In particular, he objected to the fact that prosecutors were allowed to submit some two-thirds of their witness testimony in the form of written affidavits. Milosevic claimed he lacked the resources necessary to use a similar approach in his defence case.


Asked by Judge Robinson whether his objections amounted to a request for extra time, the accused replied, “I hope... that is quite obvious.”


Having announced a fifteen minute recess to consider the matter, the judges finally returned to the courtroom nearly three quarters of an hour later to give their ruling.


Judge Robinson told Milosevic that he had “the very same facilities as the prosecution” for entering witness testimony in the form of written statements.

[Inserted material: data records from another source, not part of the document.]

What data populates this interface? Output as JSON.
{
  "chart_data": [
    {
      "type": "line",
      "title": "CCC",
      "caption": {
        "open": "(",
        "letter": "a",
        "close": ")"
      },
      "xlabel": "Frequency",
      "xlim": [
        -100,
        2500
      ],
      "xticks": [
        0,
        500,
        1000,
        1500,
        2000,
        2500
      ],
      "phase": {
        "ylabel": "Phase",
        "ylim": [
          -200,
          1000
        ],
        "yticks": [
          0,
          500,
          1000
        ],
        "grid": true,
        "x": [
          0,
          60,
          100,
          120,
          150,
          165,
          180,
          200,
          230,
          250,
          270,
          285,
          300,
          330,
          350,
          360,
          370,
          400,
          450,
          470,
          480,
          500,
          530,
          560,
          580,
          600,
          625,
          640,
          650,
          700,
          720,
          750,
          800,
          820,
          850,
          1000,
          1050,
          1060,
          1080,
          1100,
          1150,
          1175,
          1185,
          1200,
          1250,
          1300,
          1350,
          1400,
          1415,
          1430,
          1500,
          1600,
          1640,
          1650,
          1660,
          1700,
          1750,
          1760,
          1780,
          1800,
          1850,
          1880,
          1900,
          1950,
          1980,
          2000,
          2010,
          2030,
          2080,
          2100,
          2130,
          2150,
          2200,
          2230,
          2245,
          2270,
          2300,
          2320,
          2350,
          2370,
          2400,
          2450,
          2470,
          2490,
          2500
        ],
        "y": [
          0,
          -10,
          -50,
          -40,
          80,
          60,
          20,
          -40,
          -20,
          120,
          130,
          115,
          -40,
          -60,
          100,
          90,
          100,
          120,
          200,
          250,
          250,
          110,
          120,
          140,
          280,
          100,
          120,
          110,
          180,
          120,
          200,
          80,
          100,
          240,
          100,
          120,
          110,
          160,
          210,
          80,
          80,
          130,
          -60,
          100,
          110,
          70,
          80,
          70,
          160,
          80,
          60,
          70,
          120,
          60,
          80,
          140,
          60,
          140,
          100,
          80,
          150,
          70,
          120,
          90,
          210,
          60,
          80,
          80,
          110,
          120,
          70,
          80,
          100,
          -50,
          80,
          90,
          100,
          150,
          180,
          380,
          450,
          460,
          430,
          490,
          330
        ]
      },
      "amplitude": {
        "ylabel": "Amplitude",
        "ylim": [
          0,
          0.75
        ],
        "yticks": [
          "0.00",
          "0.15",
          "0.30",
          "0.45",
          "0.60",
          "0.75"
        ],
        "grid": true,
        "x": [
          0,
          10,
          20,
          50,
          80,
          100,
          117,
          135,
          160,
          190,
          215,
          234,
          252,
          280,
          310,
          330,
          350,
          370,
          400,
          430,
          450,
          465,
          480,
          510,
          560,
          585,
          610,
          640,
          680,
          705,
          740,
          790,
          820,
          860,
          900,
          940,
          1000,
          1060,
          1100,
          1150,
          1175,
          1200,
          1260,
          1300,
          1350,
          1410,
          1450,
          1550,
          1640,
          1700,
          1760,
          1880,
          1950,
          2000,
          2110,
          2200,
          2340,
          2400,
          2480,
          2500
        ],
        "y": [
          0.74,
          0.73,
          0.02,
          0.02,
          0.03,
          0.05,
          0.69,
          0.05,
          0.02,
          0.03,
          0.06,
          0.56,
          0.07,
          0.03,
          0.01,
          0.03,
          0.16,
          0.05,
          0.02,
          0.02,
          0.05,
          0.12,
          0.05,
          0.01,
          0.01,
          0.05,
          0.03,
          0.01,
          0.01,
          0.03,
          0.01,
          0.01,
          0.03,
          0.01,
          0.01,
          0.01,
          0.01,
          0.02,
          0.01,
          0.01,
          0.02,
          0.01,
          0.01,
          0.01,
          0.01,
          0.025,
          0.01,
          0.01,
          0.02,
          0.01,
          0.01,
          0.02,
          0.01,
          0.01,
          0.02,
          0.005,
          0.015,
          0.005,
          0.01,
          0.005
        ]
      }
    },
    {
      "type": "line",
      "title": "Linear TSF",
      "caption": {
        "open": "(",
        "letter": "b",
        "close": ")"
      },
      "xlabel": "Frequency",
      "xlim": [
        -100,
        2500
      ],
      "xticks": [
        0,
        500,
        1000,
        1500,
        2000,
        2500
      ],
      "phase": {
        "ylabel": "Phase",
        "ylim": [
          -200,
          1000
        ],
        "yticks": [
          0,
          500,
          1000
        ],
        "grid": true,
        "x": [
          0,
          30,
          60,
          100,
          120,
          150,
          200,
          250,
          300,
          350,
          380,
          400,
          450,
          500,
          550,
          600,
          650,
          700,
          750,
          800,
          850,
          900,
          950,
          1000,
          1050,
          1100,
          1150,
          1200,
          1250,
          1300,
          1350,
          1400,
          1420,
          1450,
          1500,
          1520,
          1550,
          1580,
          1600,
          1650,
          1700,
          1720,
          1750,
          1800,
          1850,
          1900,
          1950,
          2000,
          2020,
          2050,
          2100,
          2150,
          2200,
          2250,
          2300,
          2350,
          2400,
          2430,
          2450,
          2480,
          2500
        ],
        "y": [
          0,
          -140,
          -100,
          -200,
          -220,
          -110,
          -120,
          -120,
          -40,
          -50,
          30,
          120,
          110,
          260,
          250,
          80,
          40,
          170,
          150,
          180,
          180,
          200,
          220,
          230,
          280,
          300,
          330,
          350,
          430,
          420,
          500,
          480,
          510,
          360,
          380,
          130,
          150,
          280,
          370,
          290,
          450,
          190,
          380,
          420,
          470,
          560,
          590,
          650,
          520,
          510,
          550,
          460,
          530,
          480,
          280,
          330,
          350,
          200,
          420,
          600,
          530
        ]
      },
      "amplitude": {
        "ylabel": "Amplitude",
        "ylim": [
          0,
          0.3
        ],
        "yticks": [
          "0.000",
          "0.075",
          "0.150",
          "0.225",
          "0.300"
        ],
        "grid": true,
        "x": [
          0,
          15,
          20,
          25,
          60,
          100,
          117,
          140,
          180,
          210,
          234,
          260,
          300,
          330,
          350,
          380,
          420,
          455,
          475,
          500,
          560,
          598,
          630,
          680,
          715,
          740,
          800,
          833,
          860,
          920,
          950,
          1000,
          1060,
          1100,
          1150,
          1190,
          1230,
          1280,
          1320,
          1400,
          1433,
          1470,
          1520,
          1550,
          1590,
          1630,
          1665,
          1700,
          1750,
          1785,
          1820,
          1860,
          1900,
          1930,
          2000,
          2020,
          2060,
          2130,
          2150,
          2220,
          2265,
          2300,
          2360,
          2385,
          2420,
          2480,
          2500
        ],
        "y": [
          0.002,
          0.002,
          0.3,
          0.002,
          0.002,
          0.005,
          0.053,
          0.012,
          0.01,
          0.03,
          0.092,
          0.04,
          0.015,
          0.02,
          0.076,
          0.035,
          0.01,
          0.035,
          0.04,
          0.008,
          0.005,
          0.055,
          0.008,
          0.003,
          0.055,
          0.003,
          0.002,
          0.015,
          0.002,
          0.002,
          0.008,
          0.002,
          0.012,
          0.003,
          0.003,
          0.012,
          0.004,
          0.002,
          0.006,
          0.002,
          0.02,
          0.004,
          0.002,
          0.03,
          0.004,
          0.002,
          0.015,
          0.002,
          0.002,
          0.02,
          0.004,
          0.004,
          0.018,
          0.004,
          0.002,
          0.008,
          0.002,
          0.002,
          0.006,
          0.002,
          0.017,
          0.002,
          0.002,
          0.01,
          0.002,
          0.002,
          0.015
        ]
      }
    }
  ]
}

And he criticised the accused for failing to take advantage of the resources available to him, including two court-funded defence lawyers and their support team, three legal associates, a liaison officer to assist with administrative matters and an office.


Announcing that he was not prepared to consider at this stage an application for an extension of Milosevic’s case, Judge Robinson advised the accused to make “better use” of the time he has left.


Most of the rest of the week was taken up with examination of General Milos Dosan, who from July 1998 was in charge of an anti-aircraft brigade based in the Kosovo town of Djakovica.


Dosan addressed a number of specific incidents listed in the Kosovo indictment, including alleged attacks by Serbian and Yugoslav security forces on a mosque in Djakovica and on the neighbourhood of Qerim.


The general said that, in fact, he had personally seen the Djakovica mosque go up in flames during a NATO air strike.


As for the Qerim neighbourhood, he said he had been just 500 metres away on the night of the alleged attack, during which some 50 people are said to have been killed and dozens of homes torched. Neither he nor anyone else he had subsequently spoken to saw or heard anything out of the ordinary, he said.


Dosan told judges that his own troops had been involved in another operation mentioned in the indictment, which took place in and around the villages of Meja, Meja Orize and Korenica in late April 1999.


According to the indictment, the attack was organised in an effort to drive ethnic Albanian residents from their homes. In the process, prosecutors say, men were picked from the fleeing crowds and executed. Three hundred are said to still be missing and identity papers belonging to at least seven victims were apparently later recovered from a mass grave near Belgrade.


Dosan insisted the operation in the Meja area was designed to target members of the Kosovo Liberation Army, KLA. In the event, he recalled, his own men hadn’t fired a single shot. He said he didn’t know for sure whether any “terrorists” had been killed elsewhere in the operation, claiming that this wasn’t really any of his business.


He also dismissed as “fantastical” the prosecution claim that the corpses of hundreds of Kosovo Albanian victims of the conflict in Kosovo were hidden in mass graves which were later exhumed at various sites in Serbia proper.


Dosan insisted that transporting bodies out of Kosovo would have been extremely difficult at the time, given the conflict that was raging and the fact that many bridges had been destroyed by NATO air strikes.


As the week drew to a close, judges urged Milosevic to find out whether his legal advisers were in possession of entries in Dosan’s war diary corresponding to the days when the killings are alleged to have taken place in Meja.


These pages were missing from documentation that the witness brought with him to court.


Dosan will complete his testimony when the trial resumes on October 25.


Michael Farquhar is an IWPR reporter in London.